A carbon-monoxide detector also should be placed in a

central location within the home or apartment. Under California law, these

devices are now required in both single-family homes and multi-unit dwellings.

For added safety, the kitchen should have a fire extinguisher, and if the home

has a fireplace, it should be equipped with protective screens.

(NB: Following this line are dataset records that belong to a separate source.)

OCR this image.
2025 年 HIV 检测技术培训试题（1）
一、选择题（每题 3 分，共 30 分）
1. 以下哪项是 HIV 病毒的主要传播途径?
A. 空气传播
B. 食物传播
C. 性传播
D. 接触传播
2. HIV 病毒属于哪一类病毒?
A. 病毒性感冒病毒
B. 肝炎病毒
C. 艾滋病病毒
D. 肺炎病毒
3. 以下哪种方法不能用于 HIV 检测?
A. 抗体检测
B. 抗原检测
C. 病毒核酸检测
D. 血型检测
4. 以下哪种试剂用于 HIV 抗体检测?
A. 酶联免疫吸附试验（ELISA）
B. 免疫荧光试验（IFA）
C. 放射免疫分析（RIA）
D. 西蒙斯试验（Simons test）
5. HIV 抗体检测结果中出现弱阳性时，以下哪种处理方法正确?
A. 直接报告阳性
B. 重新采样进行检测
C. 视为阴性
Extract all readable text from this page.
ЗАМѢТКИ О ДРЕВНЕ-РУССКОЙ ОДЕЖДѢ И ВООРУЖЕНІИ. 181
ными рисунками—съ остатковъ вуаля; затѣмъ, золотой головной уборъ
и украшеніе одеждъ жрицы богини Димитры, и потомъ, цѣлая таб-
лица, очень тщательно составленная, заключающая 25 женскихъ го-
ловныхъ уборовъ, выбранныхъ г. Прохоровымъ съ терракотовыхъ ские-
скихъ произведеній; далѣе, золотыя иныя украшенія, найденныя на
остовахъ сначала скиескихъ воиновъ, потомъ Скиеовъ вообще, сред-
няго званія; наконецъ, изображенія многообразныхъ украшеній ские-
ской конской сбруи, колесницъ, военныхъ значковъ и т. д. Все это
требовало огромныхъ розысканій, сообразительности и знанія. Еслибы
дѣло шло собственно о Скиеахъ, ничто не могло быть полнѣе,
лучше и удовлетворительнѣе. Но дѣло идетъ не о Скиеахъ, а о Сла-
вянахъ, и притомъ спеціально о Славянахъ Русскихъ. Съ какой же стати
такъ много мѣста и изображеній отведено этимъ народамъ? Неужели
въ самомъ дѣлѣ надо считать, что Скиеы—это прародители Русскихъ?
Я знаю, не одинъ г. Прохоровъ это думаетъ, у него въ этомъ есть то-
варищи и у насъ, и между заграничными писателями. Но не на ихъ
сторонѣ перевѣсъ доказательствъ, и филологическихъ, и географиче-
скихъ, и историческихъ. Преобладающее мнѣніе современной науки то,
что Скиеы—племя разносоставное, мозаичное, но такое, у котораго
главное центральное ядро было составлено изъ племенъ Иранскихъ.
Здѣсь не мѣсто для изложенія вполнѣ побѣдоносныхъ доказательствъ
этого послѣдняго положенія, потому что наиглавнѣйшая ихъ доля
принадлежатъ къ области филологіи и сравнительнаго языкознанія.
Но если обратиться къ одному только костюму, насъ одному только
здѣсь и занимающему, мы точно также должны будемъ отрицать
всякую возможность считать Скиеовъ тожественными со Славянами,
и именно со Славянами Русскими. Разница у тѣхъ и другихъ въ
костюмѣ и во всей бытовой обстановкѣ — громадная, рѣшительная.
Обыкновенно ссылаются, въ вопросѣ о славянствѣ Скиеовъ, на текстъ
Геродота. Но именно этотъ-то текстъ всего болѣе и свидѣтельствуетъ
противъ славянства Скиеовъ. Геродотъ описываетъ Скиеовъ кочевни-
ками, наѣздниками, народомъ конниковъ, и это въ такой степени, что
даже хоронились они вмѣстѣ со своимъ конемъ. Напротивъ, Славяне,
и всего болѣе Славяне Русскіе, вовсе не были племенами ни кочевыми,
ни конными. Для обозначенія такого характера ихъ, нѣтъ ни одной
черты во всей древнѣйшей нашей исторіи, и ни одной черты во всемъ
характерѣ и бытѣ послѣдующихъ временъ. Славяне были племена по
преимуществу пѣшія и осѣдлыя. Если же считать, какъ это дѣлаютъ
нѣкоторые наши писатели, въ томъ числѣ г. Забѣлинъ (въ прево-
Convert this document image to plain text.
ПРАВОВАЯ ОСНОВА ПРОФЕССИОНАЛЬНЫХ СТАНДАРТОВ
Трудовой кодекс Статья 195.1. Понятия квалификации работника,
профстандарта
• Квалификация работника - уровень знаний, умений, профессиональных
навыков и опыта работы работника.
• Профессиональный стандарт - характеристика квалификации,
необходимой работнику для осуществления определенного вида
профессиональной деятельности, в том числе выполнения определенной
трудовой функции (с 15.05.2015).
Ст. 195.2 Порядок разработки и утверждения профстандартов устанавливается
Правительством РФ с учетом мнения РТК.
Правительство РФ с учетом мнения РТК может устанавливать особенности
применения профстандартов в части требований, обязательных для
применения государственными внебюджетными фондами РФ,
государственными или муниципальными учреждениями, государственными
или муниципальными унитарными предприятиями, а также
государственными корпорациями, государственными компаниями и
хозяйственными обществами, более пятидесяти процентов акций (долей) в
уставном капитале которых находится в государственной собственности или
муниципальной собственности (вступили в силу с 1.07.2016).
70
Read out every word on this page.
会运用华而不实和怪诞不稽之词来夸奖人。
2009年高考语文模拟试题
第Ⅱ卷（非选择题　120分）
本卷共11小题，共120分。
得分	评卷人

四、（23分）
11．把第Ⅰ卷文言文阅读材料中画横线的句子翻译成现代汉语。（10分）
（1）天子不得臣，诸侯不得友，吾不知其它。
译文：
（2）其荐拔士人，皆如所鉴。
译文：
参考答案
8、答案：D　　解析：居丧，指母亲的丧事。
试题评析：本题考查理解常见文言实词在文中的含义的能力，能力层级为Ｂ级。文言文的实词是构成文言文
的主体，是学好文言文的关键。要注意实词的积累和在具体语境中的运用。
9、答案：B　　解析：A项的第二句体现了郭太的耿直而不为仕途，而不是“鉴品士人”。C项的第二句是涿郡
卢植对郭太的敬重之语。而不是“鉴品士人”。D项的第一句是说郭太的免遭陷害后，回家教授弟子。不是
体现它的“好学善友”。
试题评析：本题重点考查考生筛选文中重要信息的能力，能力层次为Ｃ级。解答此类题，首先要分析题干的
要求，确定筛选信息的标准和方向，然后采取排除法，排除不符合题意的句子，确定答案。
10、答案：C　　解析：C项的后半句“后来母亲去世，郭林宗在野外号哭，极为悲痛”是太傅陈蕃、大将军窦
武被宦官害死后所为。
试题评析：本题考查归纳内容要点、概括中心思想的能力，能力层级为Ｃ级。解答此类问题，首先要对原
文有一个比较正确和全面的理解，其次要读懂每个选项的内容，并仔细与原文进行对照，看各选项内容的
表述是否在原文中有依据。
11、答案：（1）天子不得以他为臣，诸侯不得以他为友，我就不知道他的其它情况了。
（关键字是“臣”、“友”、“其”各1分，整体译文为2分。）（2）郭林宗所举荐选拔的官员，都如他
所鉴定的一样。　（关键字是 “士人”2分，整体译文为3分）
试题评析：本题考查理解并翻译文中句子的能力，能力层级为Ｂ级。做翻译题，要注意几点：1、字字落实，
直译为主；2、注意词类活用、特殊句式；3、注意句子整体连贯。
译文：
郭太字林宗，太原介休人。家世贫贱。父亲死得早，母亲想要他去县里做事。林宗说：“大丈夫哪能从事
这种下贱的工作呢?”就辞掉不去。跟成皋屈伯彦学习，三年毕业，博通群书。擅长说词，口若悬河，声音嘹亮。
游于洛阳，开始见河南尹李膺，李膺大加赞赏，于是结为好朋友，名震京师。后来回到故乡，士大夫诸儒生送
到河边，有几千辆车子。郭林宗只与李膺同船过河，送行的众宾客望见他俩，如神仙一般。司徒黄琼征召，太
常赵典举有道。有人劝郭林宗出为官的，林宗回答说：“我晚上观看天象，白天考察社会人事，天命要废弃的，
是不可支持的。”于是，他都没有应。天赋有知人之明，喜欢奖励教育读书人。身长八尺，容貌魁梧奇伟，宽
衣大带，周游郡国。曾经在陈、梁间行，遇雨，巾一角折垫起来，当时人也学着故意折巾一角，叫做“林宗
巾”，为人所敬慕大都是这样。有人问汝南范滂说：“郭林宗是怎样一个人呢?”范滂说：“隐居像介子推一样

Next, remove common hazards from the home, including

clutter, throw rugs and raised doorway thresholds. Replace any frayed

electrical cords and make sure no wiring or phone cords run underneath rugs or

carpeting or across open areas. Repair loose carpeting and raised

flooring. 

Furniture and cords, of course, should be moved out of

walking pathways. Put rubber tips on walkers or canes to avoid accidental

slips. Water heaters should be set to temperatures below scalding (less than

120 degrees Fahrenheit) and appliances should be in kept in proper working

condition. Any weapons should be appropriately stored in safes or locked

cabinets. 

Finally, make changes to the

home to make it safer for occupancy. Some basic recommendations include:

• Keep the home well lit,

especially around stairways, porches and bathrooms.

• Use nightlights in

hallways and bathrooms.

• Ensure light switches are

easily accessible and do not require walking into a dark room to reach.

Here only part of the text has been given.